Делаешь один шаг, пейзаж качается, воздух расступается и смыкается за спиной, делаешь второй, солнечный зайчик коротко вспыхивает в углу одного из зеркально чистых окон супермаркета через дорогу от тебя. Улица простирается вверх, обнаруживая мягкий изгиб асфальта, который почему-то не был так заметен раньше. Она уходит к горизонту, расталкивая границы кадра и приглашая тебя двигаться дальше, открывать следующие перекрестки, спускаться в метро, доезжать до аэропорта, самостоятельно поднимать «Боинг», пересекать океан, зачарованно следить за ползущими внизу пустынными Парижем и Амстердамом, стоять в лучах тропического заката, смотреть на стартовые площадки мыса Канаверал, изучать чертежи SpaceX, толкать шлюз МКС, вести самому себе обратный отсчет, с горькой иронией напевая: «Первым делом, первым делом — самолеты—». Но первым делом — и тут у тебя начинает обильно выделяться слюна и ноги против воли сами несут тебя к супермаркету, меж тем как воображение жадно предсказывает пустые кассы, оставленные в замочной скважине двери «Nur f;r Personal» ключи, гудящие рядами промышленных ламп магазинные склады, гулкие шаги, и в самом углу наполненного бессчетными коробками помещения, под блоками батончиков Bounty и штабелями Oreo — заветные банки арахисовой пасты, crunchy, creamy, vegan, good for you. Несколько мгновений — и ты уже стоишь перед автоматическими дверями, которые вот-вот откроются перед тобой, знаменуя начало твоего триумфального шествия по империи консумеризма под «Вхождение богов в Валхаллу» Рихарда Вагнера, ты делаешь первый эпический шаг, и—

«Kacke!» — раздается рядом с тобой. Ты резко, почти испуганно разворачиваешься и оказываешься нос к носу с маленьким пузатым человечком, который мнет в руках авоську и со смесью разочарования, гнева и смирения смотрит на вывеску c расписанием работы магазина в праздничные дни.

— Kacke, — повторяет он. — Mit diesem Korona-Schei; hab isch total vergessen, dass heute een halber Tach is, wei;te?

Он смотрит на тебя, раздраженно разводя руками и, как бы предоставляя тебе короткое окно для опциональных ободряющих слов, начинает пятиться, чтобы идти восвояси.

— Ostern, — произносишь ты. — Morgen ist Ostern.

— Vollkommen richtig! — радостно-горько-ернически усмехается ответ человечек. — Ist doch schon!

Он удаляется, продолжая раздосадованно жестикулировать и бубнить под нос:

— Dieser Korona-Schei;, Alter… Abstand halten… Son Mist eh…

По пустой улице за твоей спиной, где ты минуту назад стоял, боясь пошевелиться, проезжает на дребезжащем крыльями винтажном велосипеде девушка в мешковатых домашних штанах и шерстяной шапке, слишком очевидно скрывающей bad hair day.
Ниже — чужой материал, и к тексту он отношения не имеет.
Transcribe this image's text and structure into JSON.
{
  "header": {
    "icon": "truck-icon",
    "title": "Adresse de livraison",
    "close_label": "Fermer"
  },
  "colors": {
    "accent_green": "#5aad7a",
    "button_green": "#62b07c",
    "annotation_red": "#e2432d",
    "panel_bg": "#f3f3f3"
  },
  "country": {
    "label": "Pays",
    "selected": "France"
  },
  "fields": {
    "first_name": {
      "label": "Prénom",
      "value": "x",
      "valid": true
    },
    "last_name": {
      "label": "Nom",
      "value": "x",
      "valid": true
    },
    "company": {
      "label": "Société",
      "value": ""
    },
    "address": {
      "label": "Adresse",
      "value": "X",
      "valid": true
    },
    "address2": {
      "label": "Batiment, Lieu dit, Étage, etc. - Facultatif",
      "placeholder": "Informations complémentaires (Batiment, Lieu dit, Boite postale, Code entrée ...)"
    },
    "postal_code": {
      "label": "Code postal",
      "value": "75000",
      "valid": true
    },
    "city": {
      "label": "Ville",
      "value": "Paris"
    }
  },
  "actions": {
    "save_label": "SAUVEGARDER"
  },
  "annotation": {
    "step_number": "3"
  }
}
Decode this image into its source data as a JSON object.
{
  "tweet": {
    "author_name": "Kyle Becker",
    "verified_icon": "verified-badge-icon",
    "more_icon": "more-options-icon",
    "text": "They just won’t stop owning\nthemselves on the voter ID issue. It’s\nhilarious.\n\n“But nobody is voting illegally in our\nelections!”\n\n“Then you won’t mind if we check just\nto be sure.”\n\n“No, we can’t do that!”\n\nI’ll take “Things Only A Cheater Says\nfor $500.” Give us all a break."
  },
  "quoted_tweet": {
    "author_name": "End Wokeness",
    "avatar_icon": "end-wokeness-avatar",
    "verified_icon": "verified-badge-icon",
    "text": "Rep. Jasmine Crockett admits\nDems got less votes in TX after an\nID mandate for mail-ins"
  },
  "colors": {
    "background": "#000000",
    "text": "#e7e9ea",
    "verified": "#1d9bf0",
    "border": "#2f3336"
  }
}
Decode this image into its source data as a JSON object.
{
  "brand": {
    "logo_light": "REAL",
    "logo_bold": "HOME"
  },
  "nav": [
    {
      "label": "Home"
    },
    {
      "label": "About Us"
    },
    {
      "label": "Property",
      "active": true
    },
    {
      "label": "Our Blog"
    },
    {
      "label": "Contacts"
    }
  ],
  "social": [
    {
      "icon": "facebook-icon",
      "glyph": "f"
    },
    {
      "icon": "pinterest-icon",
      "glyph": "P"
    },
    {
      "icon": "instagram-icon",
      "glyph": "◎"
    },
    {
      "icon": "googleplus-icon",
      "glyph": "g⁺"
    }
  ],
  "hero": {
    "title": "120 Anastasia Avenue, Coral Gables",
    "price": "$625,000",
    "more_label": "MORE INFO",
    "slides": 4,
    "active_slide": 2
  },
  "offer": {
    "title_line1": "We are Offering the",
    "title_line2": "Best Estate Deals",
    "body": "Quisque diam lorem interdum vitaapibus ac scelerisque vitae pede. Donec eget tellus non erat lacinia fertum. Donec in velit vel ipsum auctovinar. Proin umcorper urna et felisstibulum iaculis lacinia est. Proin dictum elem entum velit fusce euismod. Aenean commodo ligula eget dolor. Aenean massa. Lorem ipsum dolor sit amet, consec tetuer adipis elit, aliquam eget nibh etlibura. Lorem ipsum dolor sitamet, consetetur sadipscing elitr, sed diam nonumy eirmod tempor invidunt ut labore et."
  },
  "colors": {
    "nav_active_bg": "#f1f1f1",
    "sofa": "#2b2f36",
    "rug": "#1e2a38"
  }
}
В одном из угловых домов клацает затвор и разламывается оконная рама на последнем этаже. Над подоконником показывается макушка широкоглазого ребенка и рядом с ним — небритая рожа придерживающего его отца. Они утомленно-мечтательно смотрят вниз, на залитую солнцем сочно-зеленую лужайку с желтыми пятнами распускающихся одуванчиков и редкими вкраплениями бычков и полиэтиленовых оберток. В соседнем квартале зарождается и начинает нарастать шум приближающейся машины, и через несколько мгновений видимый вдали просвет между домами пересекает быстрая легковушка.

Уменьшившийся до цветного пятна человек с авоськой заворачивает за угол и исчезает. Велосипед продолжает дребезжать на границе слышимости. Потревоженные ветром бычки замирают на своих позициях в трещинах между булыжниками на мостовой. Солнце сползает на инч относительно неподвижного шпиля ратуши, вздымающегося в беспримесно голубое небо. Прожитая вселенная отправляется в огороженные области пространства, надежно охраняемые запутанной грамматикой. Все сущее сдвигается на один кадр. Из белого и безымянного надвигается будущее. Ты стоишь в начале пустой улицы и широко-широко улыбаешься. В этот момент ты — единственный человек, который знает что-то настолько новое и невероятное, что для него не находится подходящего слова ни в одном из твоих языков.